I shook my head. “I didn’t know how to explain to him.”

“I could help you with that,” she offered. “Maybe it would help, coming from both of us.”

“I think so, too,” I said. “We can tell him tomorrow night. You could come over, maybe help him with bathtime and bedtime stories. That might help both of you.”

Marge’s thin, unpainted lips trembled into something that resembled a smile. “I would really appreciate that.”

14

Confrontations with other parents are going to happen—at your child’s school, at the ball field, at the mall. The important thing to remember is that thanks to the prevalence of security cameras and smartphones, you’re probably being recorded. So footage of your retribution will be held against you in a court of law.

—My Mommy Has Fangs: A Guide to Post-Vampiric Parenting

J
ane told me to lie low, to let the Council investigators look into Les’s murder.

And I intended to follow her instructions, at least in spirit.
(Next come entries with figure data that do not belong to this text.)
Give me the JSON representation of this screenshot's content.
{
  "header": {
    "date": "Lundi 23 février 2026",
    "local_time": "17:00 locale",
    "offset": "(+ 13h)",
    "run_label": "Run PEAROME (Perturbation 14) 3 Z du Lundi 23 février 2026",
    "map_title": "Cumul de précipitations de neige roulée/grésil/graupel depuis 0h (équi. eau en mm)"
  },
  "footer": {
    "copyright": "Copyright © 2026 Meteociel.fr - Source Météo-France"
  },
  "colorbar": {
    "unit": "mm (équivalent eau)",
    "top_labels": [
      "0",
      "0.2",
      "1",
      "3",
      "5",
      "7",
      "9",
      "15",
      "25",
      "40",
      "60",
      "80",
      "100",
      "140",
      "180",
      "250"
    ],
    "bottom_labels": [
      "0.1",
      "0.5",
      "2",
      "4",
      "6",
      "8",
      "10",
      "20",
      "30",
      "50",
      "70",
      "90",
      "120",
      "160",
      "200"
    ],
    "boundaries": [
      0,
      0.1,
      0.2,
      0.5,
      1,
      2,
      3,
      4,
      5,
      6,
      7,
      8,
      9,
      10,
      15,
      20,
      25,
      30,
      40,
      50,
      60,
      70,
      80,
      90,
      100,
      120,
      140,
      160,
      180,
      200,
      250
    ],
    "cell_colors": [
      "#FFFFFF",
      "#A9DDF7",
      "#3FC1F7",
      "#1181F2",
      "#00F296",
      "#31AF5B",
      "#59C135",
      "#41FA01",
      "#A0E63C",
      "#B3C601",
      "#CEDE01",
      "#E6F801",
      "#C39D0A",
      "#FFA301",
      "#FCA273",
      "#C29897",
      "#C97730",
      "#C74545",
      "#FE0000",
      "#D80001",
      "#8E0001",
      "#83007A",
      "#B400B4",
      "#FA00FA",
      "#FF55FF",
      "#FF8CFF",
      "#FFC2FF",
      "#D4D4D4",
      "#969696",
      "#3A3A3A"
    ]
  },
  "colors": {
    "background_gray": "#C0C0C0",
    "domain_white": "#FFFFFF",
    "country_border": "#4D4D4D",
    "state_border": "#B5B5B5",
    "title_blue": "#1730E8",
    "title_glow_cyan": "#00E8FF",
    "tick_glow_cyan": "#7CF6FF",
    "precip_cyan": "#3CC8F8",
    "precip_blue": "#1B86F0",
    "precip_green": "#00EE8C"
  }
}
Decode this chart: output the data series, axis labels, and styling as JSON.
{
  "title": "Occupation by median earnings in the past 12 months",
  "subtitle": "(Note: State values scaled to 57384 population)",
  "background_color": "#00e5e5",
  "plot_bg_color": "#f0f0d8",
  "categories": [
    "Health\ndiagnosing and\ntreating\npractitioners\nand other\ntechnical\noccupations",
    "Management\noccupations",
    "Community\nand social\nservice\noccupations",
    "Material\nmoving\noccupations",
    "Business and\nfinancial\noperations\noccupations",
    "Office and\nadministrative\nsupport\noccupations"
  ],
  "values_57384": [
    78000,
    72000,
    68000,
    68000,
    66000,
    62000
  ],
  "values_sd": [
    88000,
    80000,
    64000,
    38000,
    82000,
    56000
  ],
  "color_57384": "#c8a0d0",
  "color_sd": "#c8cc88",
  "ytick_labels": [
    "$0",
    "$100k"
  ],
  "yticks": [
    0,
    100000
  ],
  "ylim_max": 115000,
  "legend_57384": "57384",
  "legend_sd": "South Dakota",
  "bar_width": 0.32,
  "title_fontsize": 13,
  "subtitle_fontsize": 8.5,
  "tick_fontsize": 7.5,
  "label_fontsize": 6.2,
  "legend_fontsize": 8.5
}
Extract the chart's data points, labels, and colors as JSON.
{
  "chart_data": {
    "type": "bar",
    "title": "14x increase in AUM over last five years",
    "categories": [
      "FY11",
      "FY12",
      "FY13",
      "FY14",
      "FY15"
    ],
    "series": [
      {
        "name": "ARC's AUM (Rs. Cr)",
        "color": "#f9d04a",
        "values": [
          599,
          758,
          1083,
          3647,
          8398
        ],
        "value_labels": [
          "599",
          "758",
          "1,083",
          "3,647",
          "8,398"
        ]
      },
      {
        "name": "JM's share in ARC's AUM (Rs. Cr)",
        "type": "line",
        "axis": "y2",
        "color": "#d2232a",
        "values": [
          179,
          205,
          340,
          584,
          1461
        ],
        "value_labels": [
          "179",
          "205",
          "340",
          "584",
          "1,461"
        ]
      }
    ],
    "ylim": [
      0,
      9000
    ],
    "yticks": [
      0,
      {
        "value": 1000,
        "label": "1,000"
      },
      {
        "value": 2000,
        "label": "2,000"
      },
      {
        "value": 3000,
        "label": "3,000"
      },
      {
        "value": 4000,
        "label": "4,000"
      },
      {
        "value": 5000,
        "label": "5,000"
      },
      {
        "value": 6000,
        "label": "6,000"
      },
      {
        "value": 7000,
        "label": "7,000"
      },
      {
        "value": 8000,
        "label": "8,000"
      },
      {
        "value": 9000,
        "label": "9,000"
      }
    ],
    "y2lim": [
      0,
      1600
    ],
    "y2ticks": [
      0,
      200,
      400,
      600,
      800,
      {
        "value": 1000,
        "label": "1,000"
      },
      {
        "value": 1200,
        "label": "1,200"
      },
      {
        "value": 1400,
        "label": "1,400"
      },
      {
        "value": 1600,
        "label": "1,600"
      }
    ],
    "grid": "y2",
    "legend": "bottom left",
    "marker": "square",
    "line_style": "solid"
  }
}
She was already a smidge displeased with me for doing a mourner’s run over to my mother-in-law’s without talking to her. But since she hadn’t specifically told me not to condole with Marge, she couldn’t exactly get mad at me. Well, she could, but she chose not to.

Finn called, offering—hell, pleading—to help me manage this new crisis, but I sent his calls straight to voice mail. I had decided, for once, that I would listen to Jane’s advice about Finn and keep my distance. Finn’s charming little fibs had grown to a tsunami of lies I just couldn’t ignore. And while I wanted to believe that he felt something for me, everything he’d ever said or done seemed too carefully calculated, an orchestra of manipulation that left my head reeling and my heart sore.

Telling Danny that evening that his papa was gone had not been easy, even with the added consolation of his mamaw coming over to make his favorite dinner—spaghetti and cut-up hot dogs. Danny had been too young to understand when Rob died, and my resurrection hadn’t exactly helped him comprehend a grave one couldn’t escape. He didn’t quite grasp where his papa had gone and why he wouldn’t be back.

“But who’s going to take me camping and fishing?” he’d asked. “Papa said he had to make a man of me.”

“Mamaw will take you fishing,” Marge promised. “And camping.”

“But it won’t be the same,” Danny insisted.

“No, honey, it won’t be the same. But our lives weren’t the same after Mom became a vampire, right?” I asked. He shook his head, wiping at his nose with his sleeve. “It was different. But it was good. We’ve made the best of it. And we still have fun together, right?”

Danny nodded again.

“Your mamaw and your mom love you so much, Danny,” Marge said, pulling him into her lap. Despite recent protests that he was not a baby and too big for our laps, he snuggled into Marge’s neck and let her hug him. “We can’t bring your papa back. We can’t make things the way they were, but we can make the best of it.”